Cultural assimilation is a double edged sword that greets every generation of immigrants and political refugees. In high school we were taught that the United States is a melting pot of cultures from around the world that blend together to form a harmonious society. This analogy breaks down right from the beginning if we recognize that the fire that heats the pot also consumed the original inhabitants of this country. In his photographs, Rosenthal looks at this process of change within refugee communities and documents the evolution of gain and loss in the transition from one culture to another.

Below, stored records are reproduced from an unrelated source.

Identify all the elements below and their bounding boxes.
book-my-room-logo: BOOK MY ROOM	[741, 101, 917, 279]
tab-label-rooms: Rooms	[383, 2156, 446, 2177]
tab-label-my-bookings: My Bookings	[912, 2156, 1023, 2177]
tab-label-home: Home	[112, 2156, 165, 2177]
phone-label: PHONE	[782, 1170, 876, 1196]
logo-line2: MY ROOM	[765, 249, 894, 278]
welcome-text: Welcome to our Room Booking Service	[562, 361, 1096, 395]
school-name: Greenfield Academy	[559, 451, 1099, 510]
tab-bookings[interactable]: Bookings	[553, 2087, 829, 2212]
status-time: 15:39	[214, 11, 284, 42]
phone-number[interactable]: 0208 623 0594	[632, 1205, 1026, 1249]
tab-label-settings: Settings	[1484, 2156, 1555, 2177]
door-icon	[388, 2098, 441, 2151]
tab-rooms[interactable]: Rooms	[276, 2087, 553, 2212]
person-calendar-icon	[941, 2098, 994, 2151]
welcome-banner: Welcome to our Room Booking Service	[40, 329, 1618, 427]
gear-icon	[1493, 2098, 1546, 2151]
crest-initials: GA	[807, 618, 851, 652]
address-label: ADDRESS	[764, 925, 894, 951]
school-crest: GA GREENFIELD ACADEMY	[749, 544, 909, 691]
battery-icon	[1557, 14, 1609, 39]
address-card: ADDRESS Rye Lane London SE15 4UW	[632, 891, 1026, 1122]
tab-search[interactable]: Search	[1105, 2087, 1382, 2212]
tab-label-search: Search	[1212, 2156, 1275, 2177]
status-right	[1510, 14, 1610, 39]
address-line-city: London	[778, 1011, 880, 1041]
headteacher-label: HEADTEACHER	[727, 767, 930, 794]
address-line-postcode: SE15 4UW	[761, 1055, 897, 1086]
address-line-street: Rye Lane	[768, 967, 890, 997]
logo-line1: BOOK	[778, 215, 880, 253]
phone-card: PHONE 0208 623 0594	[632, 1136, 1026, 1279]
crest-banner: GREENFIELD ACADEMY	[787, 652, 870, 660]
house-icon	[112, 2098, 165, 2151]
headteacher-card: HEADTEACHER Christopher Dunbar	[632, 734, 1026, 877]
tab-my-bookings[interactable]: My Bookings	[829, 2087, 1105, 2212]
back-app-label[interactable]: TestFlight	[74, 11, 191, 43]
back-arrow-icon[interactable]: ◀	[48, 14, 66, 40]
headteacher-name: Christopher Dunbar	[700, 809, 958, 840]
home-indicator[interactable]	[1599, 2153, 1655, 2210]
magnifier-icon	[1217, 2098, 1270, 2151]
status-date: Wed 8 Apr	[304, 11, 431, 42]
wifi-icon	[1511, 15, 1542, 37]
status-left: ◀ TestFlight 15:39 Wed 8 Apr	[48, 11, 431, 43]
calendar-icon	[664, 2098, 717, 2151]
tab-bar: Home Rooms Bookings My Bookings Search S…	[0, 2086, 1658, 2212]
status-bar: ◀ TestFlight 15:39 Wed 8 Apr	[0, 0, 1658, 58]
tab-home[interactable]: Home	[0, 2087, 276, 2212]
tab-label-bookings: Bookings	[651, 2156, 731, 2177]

Rosenthal captures one aspect of this cultural transition in the photograph titled, 'Women of the Hmong Community.' The two women are sheltered by the shadow of a home a Syracuse neighborhood, and they appear to be seeking protection from the intensity of the glaring contrast they create with their surroundings. Yet the fascinating adornment of the womens' clothes adds a wonderful texture to the uniform lawns and simple architecture of the neighborhood.

In Rosenthal's photograph taken at a Vietnamese wedding, the only trace of non-western culture is a necklace worn by the bride. Rosenthal has crafted the photograph so that all of the activity within the frame leads our attention to the necklace. Floating on top of the intricate lace of the brides gown, the necklace becomes a beacon of the past amidst a ceremony which heralds a new beginning. In the third photograph reproduced here, two Cambodian children are caught in a quiet moment in their family's new apartment. The children face the camera bare chested and relaxed without any visible reminders to link this youngest generation of refugees to their home culture.

Like the intricacies that envelope the refugee communities that he documents, Rosenthal's photographs acknowledge the vitality of the refugees cultural heritage and record the changes that challenge the endurance of their culture like straw in an overpowering wind.

Mel Rosenthal is a free lance photographer and a Mentor for the Department of Photography at Empire State College in New York City.